@Herman_Hetherington@p :dracula: They said that they needed a stealth soldier, so I put my hands on the hibachi hot-plate at Benihana and burned my fingerprints off. They will never find me. :dracula2:
> interesting amount of misinfo sticking around from two decades prior
Arthur Whitney's microsecond trading bots still run with only one core enabled, and there was another hyperthreading security problem last year or the year before.
Because the box was flaky, I abandoned plans to sell hosting. This turned out to be a good thing: the benefit of the VMs all being operated by either me or people that I know personally is that I don't have to worry so much about anyone trying to do something shady to compromise the box. So most of those problems don't apply.
But what I do have is measurement, right, like I can see that it rarely maxes out any of the cores. It is at least not slower without hyperthreading, because there are idle cores and most of the cores don't even approach 100%. And there's the statistic, right, 90% of the time is spent on SpecEx while waiting for the memory bus, and even if I only half-believe it, I can measure. (Also I have a lot of thoughts on the size of icache and mostly isolated tests around them.)

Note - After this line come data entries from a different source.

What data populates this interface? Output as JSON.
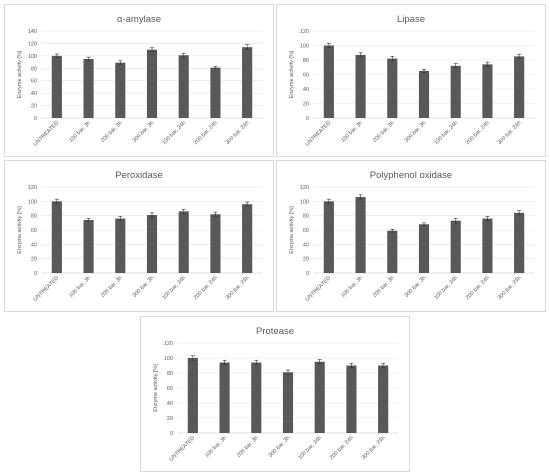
{
  "chart_data": [
    {
      "type": "bar",
      "title": "α-amylase",
      "ylabel": "Enzyme activity [%]",
      "xlabel": "",
      "categories": [
        "UNTREATED",
        "100 bar, 3h",
        "200 bar, 3h",
        "300 bar, 3h",
        "100 bar, 24h",
        "200 bar, 24h",
        "300 bar, 24h"
      ],
      "values": [
        100,
        95,
        89,
        110,
        101,
        81,
        114
      ],
      "errors": [
        3,
        3,
        3,
        3,
        3,
        2,
        4
      ],
      "ylim": [
        0,
        140
      ],
      "yticks": [
        0,
        20,
        40,
        60,
        80,
        100,
        120,
        140
      ],
      "grid": "horizontal",
      "bar_color": "#595959"
    },
    {
      "type": "bar",
      "title": "Lipase",
      "ylabel": "Enzyme activity [%]",
      "xlabel": "",
      "categories": [
        "UNTREATED",
        "100 bar, 3h",
        "200 bar, 3h",
        "300 bar, 3h",
        "100 bar, 24h",
        "200 bar, 24h",
        "300 bar, 24h"
      ],
      "values": [
        100,
        87,
        82,
        65,
        72,
        74,
        85
      ],
      "errors": [
        3,
        3,
        3,
        2,
        3,
        3,
        3
      ],
      "ylim": [
        0,
        120
      ],
      "yticks": [
        0,
        20,
        40,
        60,
        80,
        100,
        120
      ],
      "grid": "horizontal",
      "bar_color": "#595959"
    },
    {
      "type": "bar",
      "title": "Peroxidase",
      "ylabel": "Enzyme activity [%]",
      "xlabel": "",
      "categories": [
        "UNTREATED",
        "100 bar, 3h",
        "200 bar, 3h",
        "300 bar, 3h",
        "100 bar, 24h",
        "200 bar, 24h",
        "300 bar, 24h"
      ],
      "values": [
        100,
        74,
        76,
        81,
        86,
        82,
        96
      ],
      "errors": [
        3,
        2,
        3,
        3,
        3,
        3,
        3
      ],
      "ylim": [
        0,
        120
      ],
      "yticks": [
        0,
        20,
        40,
        60,
        80,
        100,
        120
      ],
      "grid": "horizontal",
      "bar_color": "#595959"
    },
    {
      "type": "bar",
      "title": "Polyphenol oxidase",
      "ylabel": "Enzyme activity [%]",
      "xlabel": "",
      "categories": [
        "UNTREATED",
        "100 bar, 3h",
        "200 bar, 3h",
        "300 bar, 3h",
        "100 bar, 24h",
        "200 bar, 24h",
        "300 bar, 24h"
      ],
      "values": [
        100,
        106,
        59,
        68,
        73,
        76,
        84
      ],
      "errors": [
        3,
        3,
        2,
        2,
        3,
        3,
        3
      ],
      "ylim": [
        0,
        120
      ],
      "yticks": [
        0,
        20,
        40,
        60,
        80,
        100,
        120
      ],
      "grid": "horizontal",
      "bar_color": "#595959"
    },
    {
      "type": "bar",
      "title": "Protease",
      "ylabel": "Enzyme activity [%]",
      "xlabel": "",
      "categories": [
        "UNTREATED",
        "100 bar, 3h",
        "200 bar, 3h",
        "300 bar, 3h",
        "100 bar, 24h",
        "200 bar, 24h",
        "300 bar, 24h"
      ],
      "values": [
        100,
        94,
        94,
        81,
        95,
        90,
        90
      ],
      "errors": [
        3,
        3,
        3,
        3,
        3,
        3,
        3
      ],
      "ylim": [
        0,
        120
      ],
      "yticks": [
        0,
        20,
        40,
        60,
        80,
        100,
        120
      ],
      "grid": "horizontal",
      "bar_color": "#595959"
    }
  ]
}
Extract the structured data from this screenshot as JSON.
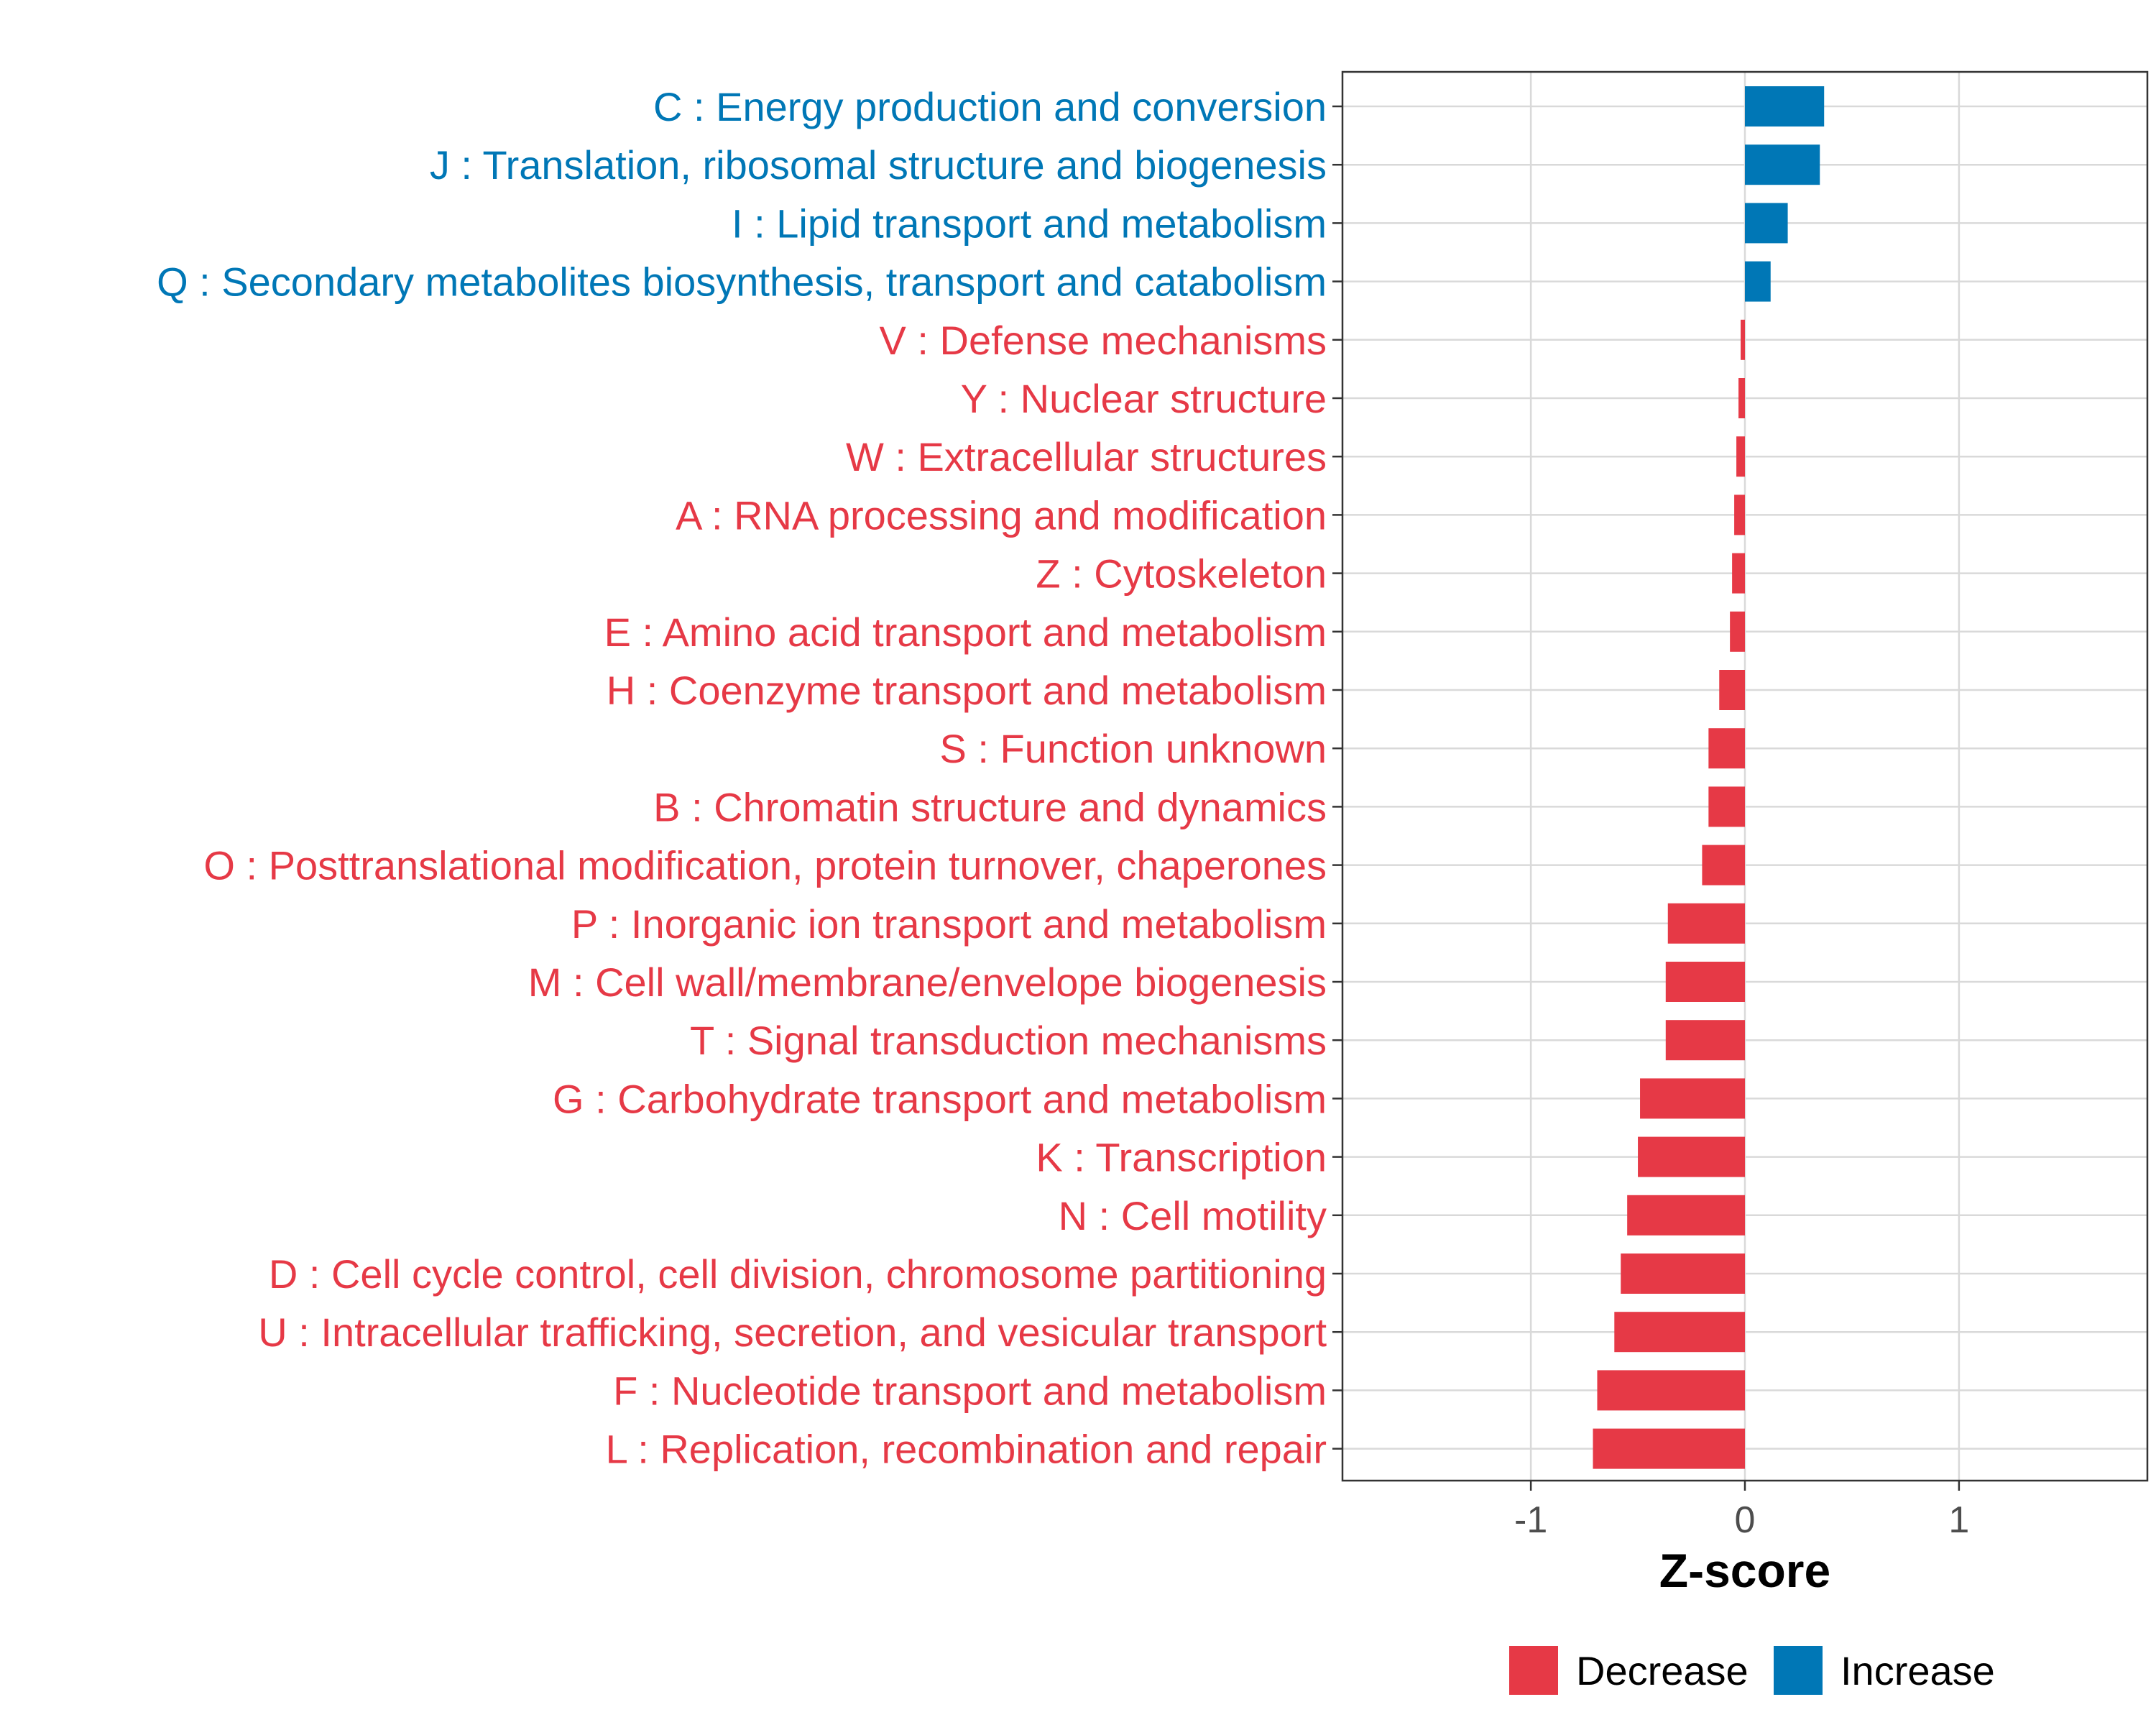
{
  "chart_data": {
    "type": "bar",
    "orientation": "horizontal",
    "categories": [
      "C : Energy production and conversion",
      "J : Translation, ribosomal structure and biogenesis",
      "I : Lipid transport and metabolism",
      "Q : Secondary metabolites biosynthesis, transport and catabolism",
      "V : Defense mechanisms",
      "Y : Nuclear structure",
      "W : Extracellular structures",
      "A : RNA processing and modification",
      "Z : Cytoskeleton",
      "E : Amino acid transport and metabolism",
      "H : Coenzyme transport and metabolism",
      "S : Function unknown",
      "B : Chromatin structure and dynamics",
      "O : Posttranslational modification, protein turnover, chaperones",
      "P : Inorganic ion transport and metabolism",
      "M : Cell wall/membrane/envelope biogenesis",
      "T : Signal transduction mechanisms",
      "G : Carbohydrate transport and metabolism",
      "K : Transcription",
      "N : Cell motility",
      "D : Cell cycle control, cell division, chromosome partitioning",
      "U : Intracellular trafficking, secretion, and vesicular transport",
      "F : Nucleotide transport and metabolism",
      "L : Replication, recombination and repair"
    ],
    "values": [
      0.37,
      0.35,
      0.2,
      0.12,
      -0.02,
      -0.03,
      -0.04,
      -0.05,
      -0.06,
      -0.07,
      -0.12,
      -0.17,
      -0.17,
      -0.2,
      -0.36,
      -0.37,
      -0.37,
      -0.49,
      -0.5,
      -0.55,
      -0.58,
      -0.61,
      -0.69,
      -0.71
    ],
    "xlabel": "Z-score",
    "ylabel": "",
    "xlim": [
      -1.88,
      1.88
    ],
    "xticks": [
      -1,
      0,
      1
    ],
    "xtick_labels": [
      "-1",
      "0",
      "1"
    ],
    "grid": true,
    "legend": {
      "position": "bottom",
      "items": [
        {
          "name": "Decrease",
          "color": "#e63946"
        },
        {
          "name": "Increase",
          "color": "#0077b6"
        }
      ]
    },
    "colors": {
      "decrease": "#e63946",
      "increase": "#0077b6"
    }
  }
}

I am interested in your thoughts on this. Don't take this the wrong way, but "misinfo sticking around" seems like you are curious whether my thoughts are wrong or not, which is an evaluation of a thing: I'm more interested in what your thoughts are, that's the thing and the evaluation of the thing is a degree removed.
Contention for the memory bus is the biggest performance hit on $current_year CPUs and aside from that, the biggest performance bottlenecks for Pleroma are, in order, disk I/O and network I/O. The CPUs on the box mostly sit idle, meaning that more hardware threads wouldn't accomplish anything but heating the machine up.
I suspect that it's faster with less NUMA-wrangling, but have not benchmarked it. I just know that on this workload, I could probably disable half the physical cores and still have no trouble.
And that's about FSE specifically rather than CPUs in general. I don't think anyone can say too much to me about FSE specifically, but CPUs are fabulously complicated nowadays so anyone that knows anything will usually know some things I do not.
> service on their lifecycle controller (Dell) and outputs the data from the iDrac.
Yeah, I already have freeipmi installed, it's how I get the hardware logs, it's where the bmc-watchdog comes from (to enable the hardware watchdog), etc. The other screenshot with all the fans and temperatures (CPUs and intake and exhaust and disks) and the amperage drawn per power supply and the voltage of the current coming through the power supply and the wattage consumed by the system.
I'm aware there's a closed-source version from the manufacturer. I'm saying I have access to the hardware logs, so it's not a question of how to get them, it's a question of why this didn't show up. Anything breaks, I can tell, but nothing shows up here: why? If we assume the problem was a flaky PSU, it's conceivable that it could send a spike down the line and this might cause problems that a simple interruption (where the hardware has enough battery to record the log entry) doesn't cause. I hope that's the case anyway: I don't know how to account for it otherwise.
> In linux you can even make a simple script that you can output the hardware status
Yes, I have that, it's what I used to produce the other screenshot, the third panel. It's also what I use to get the logs, and they don't have anything recorded in them. They say things like "Power interrupted" and the timestamp is after I file the ticket asking them to power-cycle the box.
This isn't a service, it's a physical machine on a rack at a datacenter. I didn't construct an email alert system or sign up for someone's email alert system or pay any money to pingability or whatever. I have the IPMI monitoring system from the other screenshot on SPC, and then I have the dashboard I built for network monitoring (and also where most of the IRC windows are). I check these things more often than I check my email. mushi_dash.png
Depending on your server manufacturer they already provide that service on their lifecycle controller (Dell) and outputs the data from the iDrac.
In linux you can even make a simple script that you can output the hardware status (of course as long as it's not system catastrophic). It's not a bad idea to keep in track of psu failure (as long as you have more than one), memory stick failure, and disk degradation.
I'm just still surprised there was never any email alerts setup for your PSU going down. Did both went down at the same time, or did one fail and the backup eventually died?